Monday, 25 November 2013

an odd task


Quite a while ago, a friend asked me to swap the stem out on a pipe that he had. He wanted the stem off his favourite pipe transferred over to a new bowl. I did once have a penchant for pipe smoking. Loved to sit back, draw on some dark, cherry scented tobacco and watch re-runs of the late Jeremy Brett playing the great Sherlock Holmes. I've long since given up smoking, but packed away somewhere in a long-mislaid box sits my favourite pipe...

Anyway, the project was always at the back of my mind. I finally got around to looking at it seriously. I found to my dismay that the stem would not fit in the micro-lathe as planned. Too wide for the spindle bore at the mouth-piece; not good.

The first order of business was to lop off a piece of the barrel to bring it in line with the overall length. A razor saw made short work of this. Next was to bore out the stem to the diameter of the bowl connector. The "old favourite" was not designed for inline filters, so it had quite a small diameter interior.

I decided that the drill press was the only way I was going to get the stem bored out with the lathe being unsuitable. I gradually stepped up the diameter of drills until I managed a tight slip-fit over the connecting tube. Sounds easy, but whatever material the stem was made from did not like to be drilled. It screached and wailed. It grabbed the drill bits and stuck them fast. Beeswax was no help, either.
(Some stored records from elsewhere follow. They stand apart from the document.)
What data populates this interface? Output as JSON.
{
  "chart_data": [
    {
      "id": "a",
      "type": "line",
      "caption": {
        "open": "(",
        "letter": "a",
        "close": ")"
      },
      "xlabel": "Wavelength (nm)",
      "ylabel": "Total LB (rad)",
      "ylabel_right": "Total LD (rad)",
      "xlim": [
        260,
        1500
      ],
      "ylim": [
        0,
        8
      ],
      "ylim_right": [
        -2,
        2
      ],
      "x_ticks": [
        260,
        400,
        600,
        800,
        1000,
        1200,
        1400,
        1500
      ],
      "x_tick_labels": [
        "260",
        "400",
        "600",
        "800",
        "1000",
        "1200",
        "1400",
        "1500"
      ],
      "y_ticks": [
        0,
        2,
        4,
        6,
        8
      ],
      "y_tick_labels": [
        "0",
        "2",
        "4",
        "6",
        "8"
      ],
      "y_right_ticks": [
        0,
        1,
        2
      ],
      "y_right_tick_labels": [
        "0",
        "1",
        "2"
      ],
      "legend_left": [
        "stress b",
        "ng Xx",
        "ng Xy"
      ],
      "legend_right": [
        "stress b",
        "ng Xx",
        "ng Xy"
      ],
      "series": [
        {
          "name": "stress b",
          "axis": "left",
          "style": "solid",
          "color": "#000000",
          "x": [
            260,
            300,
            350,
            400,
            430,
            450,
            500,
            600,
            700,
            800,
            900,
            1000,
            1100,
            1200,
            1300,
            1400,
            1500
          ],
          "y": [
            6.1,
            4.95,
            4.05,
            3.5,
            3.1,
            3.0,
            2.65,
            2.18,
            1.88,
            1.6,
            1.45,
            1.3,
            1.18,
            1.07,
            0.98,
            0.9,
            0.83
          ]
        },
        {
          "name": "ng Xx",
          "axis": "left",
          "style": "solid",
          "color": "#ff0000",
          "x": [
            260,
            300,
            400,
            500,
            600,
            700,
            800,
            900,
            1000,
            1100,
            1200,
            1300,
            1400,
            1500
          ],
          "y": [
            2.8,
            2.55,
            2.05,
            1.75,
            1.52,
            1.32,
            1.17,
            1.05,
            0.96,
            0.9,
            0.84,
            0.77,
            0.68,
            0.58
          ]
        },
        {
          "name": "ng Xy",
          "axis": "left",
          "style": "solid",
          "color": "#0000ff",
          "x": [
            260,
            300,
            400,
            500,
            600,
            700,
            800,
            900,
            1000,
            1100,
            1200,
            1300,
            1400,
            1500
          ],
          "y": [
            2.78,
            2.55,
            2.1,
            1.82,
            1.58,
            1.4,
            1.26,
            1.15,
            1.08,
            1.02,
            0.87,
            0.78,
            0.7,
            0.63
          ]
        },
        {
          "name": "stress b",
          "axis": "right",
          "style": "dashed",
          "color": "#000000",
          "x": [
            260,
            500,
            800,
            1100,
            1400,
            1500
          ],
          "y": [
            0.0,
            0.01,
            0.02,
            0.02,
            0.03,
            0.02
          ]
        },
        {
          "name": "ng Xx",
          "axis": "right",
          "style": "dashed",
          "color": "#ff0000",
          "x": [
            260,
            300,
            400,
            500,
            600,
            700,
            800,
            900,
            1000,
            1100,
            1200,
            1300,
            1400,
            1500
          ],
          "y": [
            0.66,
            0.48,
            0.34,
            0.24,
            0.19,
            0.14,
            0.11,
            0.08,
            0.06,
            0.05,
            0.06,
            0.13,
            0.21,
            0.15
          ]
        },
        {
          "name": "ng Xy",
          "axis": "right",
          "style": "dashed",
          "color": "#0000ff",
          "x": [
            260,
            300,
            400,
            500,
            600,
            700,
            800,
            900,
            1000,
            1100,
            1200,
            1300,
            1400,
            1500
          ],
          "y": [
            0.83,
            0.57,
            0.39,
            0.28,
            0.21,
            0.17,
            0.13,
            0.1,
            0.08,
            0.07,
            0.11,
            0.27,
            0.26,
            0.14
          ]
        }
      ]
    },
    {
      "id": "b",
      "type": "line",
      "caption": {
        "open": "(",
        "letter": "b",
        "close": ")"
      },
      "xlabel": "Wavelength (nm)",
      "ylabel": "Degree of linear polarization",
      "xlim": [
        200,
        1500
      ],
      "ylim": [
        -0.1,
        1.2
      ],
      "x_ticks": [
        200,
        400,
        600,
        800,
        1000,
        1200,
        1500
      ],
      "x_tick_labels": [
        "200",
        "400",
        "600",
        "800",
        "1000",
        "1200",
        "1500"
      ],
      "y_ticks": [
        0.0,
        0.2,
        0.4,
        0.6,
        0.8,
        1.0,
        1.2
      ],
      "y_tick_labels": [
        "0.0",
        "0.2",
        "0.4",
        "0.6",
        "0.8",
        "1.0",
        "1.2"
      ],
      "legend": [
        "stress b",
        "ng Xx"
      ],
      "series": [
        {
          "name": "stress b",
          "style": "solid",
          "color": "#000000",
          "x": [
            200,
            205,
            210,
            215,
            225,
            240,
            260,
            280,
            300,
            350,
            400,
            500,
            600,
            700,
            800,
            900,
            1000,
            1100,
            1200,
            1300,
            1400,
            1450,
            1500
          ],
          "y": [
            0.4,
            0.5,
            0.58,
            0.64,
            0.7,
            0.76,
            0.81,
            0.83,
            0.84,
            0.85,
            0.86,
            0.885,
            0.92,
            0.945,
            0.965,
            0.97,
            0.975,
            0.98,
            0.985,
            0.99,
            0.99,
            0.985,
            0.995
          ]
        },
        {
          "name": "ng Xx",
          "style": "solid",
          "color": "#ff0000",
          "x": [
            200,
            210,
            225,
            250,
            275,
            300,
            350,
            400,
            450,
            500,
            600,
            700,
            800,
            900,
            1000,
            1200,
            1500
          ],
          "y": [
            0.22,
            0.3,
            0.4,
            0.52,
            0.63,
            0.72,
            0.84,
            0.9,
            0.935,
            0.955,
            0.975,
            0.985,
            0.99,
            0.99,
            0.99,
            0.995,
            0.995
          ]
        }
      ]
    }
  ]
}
Suffice to say that I did manage it, but at the expense of a few scratches on the stem. Some 400 and 600 wet paper and the Dremel polishing wheels thankfully removed the marks. I was originally going to shave the outer diameter of the stem down a fraction to match the bowl's stub diameter, but I was concerned with the way the material reacted to the drills. I visualised large flakes of "whatnot" breaking off and ruining the outer surface.



It's done and it's functional. It even sits nicely in the hand. Not the sort of task I had envisioned when I took up the machining vocation, but a good learning experience, nonetheless.